There’s one thing Tracey Spicer has been determined to do since joining the #MeToo movement.

The TV journalist-turned activist has been committed to giving those women who can’t stand up for themselves a voice.

They are the victims who feel trapped, who can’t see any way out from the nightmare.

Many are still working at the companies at which they were or are currently being sexually harassed.

They simply can’t afford to leave.

“I started receiving disclosures from people in the media and the entertainment industry back in October but over the past five months, increasingly it’s people – predominately women, from every sector – who are contacting me from some of the most low-paid professions in the country,” the 50-year-old broadcaster told 9Honey.

“Women in retail, hospitality, on the factory floors, a lot of single mothers who just don’t have the power to be able to complain about sexual harassment or indecent assault and fear they’re going to have a black mark against their name and don’t feel like they have the support.”

She told 9Honeyshe thought it was a great opportunity for Australia to give marginalised women support and offer them resources. That’s how she came up with Now Australia.

There are a lot of authorities around that you can go to,” she explains. “For example, you can go to the Fair Work Commission, you can go to the Human Rightsand Equal Opportunities Commission, or one of the wonderful women’s legal centres or help centres.

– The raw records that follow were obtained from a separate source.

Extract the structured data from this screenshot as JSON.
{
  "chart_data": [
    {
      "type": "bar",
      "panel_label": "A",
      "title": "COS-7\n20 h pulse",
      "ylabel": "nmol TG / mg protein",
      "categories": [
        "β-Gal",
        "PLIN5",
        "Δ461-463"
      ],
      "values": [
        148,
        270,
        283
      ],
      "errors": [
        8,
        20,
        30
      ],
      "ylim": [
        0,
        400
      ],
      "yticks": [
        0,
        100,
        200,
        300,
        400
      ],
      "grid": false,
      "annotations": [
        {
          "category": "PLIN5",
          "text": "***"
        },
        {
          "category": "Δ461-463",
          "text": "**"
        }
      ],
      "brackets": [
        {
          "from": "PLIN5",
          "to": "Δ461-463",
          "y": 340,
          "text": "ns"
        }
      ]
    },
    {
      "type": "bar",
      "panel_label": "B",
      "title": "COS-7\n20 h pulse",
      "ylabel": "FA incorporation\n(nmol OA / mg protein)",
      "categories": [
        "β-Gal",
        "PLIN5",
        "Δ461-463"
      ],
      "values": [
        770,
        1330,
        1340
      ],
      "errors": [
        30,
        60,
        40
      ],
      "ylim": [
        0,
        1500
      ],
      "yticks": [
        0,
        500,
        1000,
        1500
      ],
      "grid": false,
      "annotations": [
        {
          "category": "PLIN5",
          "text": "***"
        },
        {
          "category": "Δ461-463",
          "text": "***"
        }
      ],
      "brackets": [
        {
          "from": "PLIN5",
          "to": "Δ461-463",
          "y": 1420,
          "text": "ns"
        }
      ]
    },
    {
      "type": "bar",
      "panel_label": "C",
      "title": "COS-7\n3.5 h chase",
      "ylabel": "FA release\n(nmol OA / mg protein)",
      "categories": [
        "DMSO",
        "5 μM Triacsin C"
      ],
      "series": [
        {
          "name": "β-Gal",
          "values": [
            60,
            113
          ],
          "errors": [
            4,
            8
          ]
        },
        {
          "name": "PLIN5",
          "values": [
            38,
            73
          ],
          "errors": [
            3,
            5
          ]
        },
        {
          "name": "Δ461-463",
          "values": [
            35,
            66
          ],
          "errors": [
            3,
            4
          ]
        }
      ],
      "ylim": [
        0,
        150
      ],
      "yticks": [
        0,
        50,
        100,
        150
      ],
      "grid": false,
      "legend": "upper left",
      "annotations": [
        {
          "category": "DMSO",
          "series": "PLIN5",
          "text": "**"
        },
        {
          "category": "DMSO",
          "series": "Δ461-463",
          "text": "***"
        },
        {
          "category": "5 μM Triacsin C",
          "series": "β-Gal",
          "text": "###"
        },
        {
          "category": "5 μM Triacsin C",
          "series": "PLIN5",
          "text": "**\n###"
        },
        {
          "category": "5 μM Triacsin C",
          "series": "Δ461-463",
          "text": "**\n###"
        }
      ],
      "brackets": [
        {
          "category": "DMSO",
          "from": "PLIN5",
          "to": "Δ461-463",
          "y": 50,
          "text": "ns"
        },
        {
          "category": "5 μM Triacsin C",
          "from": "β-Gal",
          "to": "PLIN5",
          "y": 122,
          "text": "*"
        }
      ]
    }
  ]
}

“But the problem is that for a lot of people when they are going through something like this, they are so frightened that they don’t know where to go, they don’t know who to contact, and also a lot of the Human Rights and Equal Opportunities Commission authorities only have a six-month statute of limitations.”

(Now Australia)

Spicer says it can take that long for women to build up the courage to make a complaint in the first place.

“So what we want to create is a portal or a triage service that is effectively a one-stop-shop where people know the number, they know the email address, they contact us and we connect them to the right service.”

Spicer says an employees worker’s union is often the right place to start when it comes to workplace sexual harassment.

“A woman contacted me to say she is working in hospitality, she has very insecure working conditions,” she explains. “She’s been serially sexually harassed, groped and grabbed by her boss for about a year now and she just doesn’t know what to do.

“She needs to keep paying the rent, she needs her job even though it is a casual job, and she feels like she has no job security and nowhere to go.”

Spicer said the woman has sent her a lot of documentation showing the multiple ways she has been desperately seeking help.

“She’s gone down the path of going to the legal centre to going to the Fair Work Commission… the wheels move very slowly and she’s still in that job where she’s being groped and grabbed.

“These processes move so slowly and women remain victimised in their own workplaces.”

Spicer is joined by incredible celebrity ambassadors to assist with her latest project, many of whom have been sexually harassed themselves, and those who just want to lend a hand and tell women, “You are not alone.”

Sacha Horler, Izzi Manfredi, Zahra Newman, Clare Bowditch, Missy Higgins, Prinnie Stevens, Ella Hooper, Helen Dallimore, Faustina Agolley, Candy Bowers and Melinda Schneider have all signed up to show their support.

“We put out the call and these wonderful women came forward like Tina Arena — fantastic women from theatre and film.

“They represent a whole cross-section of women in the community.”